14日、パリでワクチン接種証明書「衛生パス」の提示義務化を含むフランス政府の強硬策に抗議する人々=ゲッティ・共同

 【パリ=谷悠己】新型コロナウイルスワクチンの接種率を上げるため接種証明書「衛生パス」の提示義務が拡大しているフランスで、パスへの抗議が拡大している。最近まで沈静化していた「黄色いベスト運動」と連動したデモが各地で発生し、再びマクロン政権の悩みの種になりつつある。接種を拒む人の間でひそかな需要がある偽造証明書の発行も問題化している。
 「フランスに自由を」「マクロンは衛生独裁者」
 こうしたプラカードを掲げたデモには24日、仏全土で前週より5万人多い16万人超(仏内務省調べ)が参加。パリでは東京五輪のパブリックビューイング会場に隣接した広場などに1万1000人が集まり、五輪への声援をかき消した。
 きっかけはマクロン大統領が12日にテレビ演説で発表した一連の政策。欧州連合(EU)が導入した接種歴のデジタル証明書を国内では衛生パスと呼び、21日から映画館や博物館で提示を義務化。8月からは飲食店など生活に欠かせない施設にも拡大し、医療従事者には接種自体を義務化する法案を審議している。
 自由を愛する国民性のフランスには「自分の健康は自分で決める」として各種予防接種に反対する人がコロナ禍前から一定数いたが、衛生パス導入に伴って先鋭化。黄色いベスト運動や極右、急進左派政党などがパス反対を呼び掛けたことで、デモが大規模化した。
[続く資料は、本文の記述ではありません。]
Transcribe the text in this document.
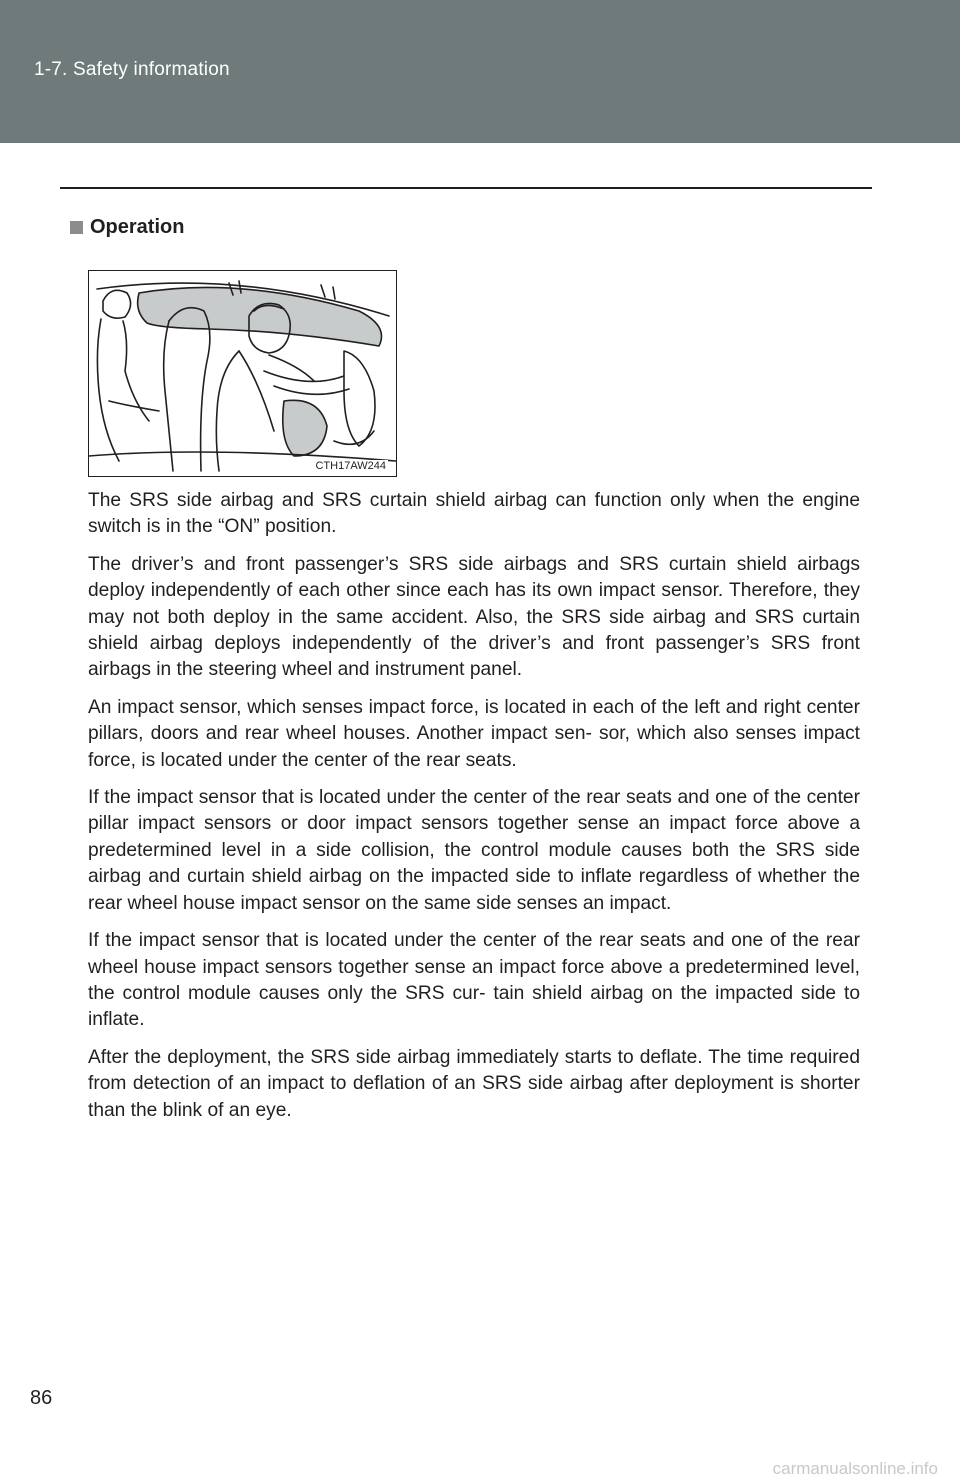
1-7. Safety information
Operation
CTH17AW244

The SRS side airbag and SRS curtain shield airbag can function only when the engine switch is in the “ON” position.

The driver’s and front passenger’s SRS side airbags and SRS curtain shield airbags deploy independently of each other since each has its own impact sensor. Therefore, they may not both deploy in the same accident. Also, the SRS side airbag and SRS curtain shield airbag deploys independently of the driver’s and front passenger’s SRS front airbags in the steering wheel and instrument panel.

An impact sensor, which senses impact force, is located in each of the left and right center pillars, doors and rear wheel houses. Another impact sen- sor, which also senses impact force, is located under the center of the rear seats.

If the impact sensor that is located under the center of the rear seats and one of the center pillar impact sensors or door impact sensors together sense an impact force above a predetermined level in a side collision, the control module causes both the SRS side airbag and curtain shield airbag on the impacted side to inflate regardless of whether the rear wheel house impact sensor on the same side senses an impact.

If the impact sensor that is located under the center of the rear seats and one of the rear wheel house impact sensors together sense an impact force above a predetermined level, the control module causes only the SRS cur- tain shield airbag on the impacted side to inflate.

After the deployment, the SRS side airbag immediately starts to deflate. The time required from detection of an impact to deflation of an SRS side airbag after deployment is shorter than the blink of an eye.

86
carmanualsonline.info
 ニュース専門テレビBFMの世論調査で、パス拡大策の支持率は76%と高く、仏政府はデモ隊を「少数派」と位置付けている。マクロン氏は25日、離日後に訪れた仏領ポリネシアのタヒチ島で仏メディアに「いかなる自由も義務なしでは実現しない」と話し、デモ隊をけん制した。
 デモ参加者やワクチン接種に懸念がある人の間で流通し始めているのが偽造パス。仏紙パリジャンは17日付紙面で、300ユーロ(約3万8000円)で不正入手した記者の体験談を掲載した。会員制交流サイト(SNS)で希望者を募っていた人物に連絡を取り、指定された接種会場の個別ブースで看護師に金銭を払い、偽の証明書を発行してもらったという。12日のマクロン氏の演説以降は取引価格が倍増したとされ、仏政府は厳罰化を検討している。
 仏国内の新規感染者は感染力の強いデルタ株の影響で急増中で、24日は2万2000人を超えた。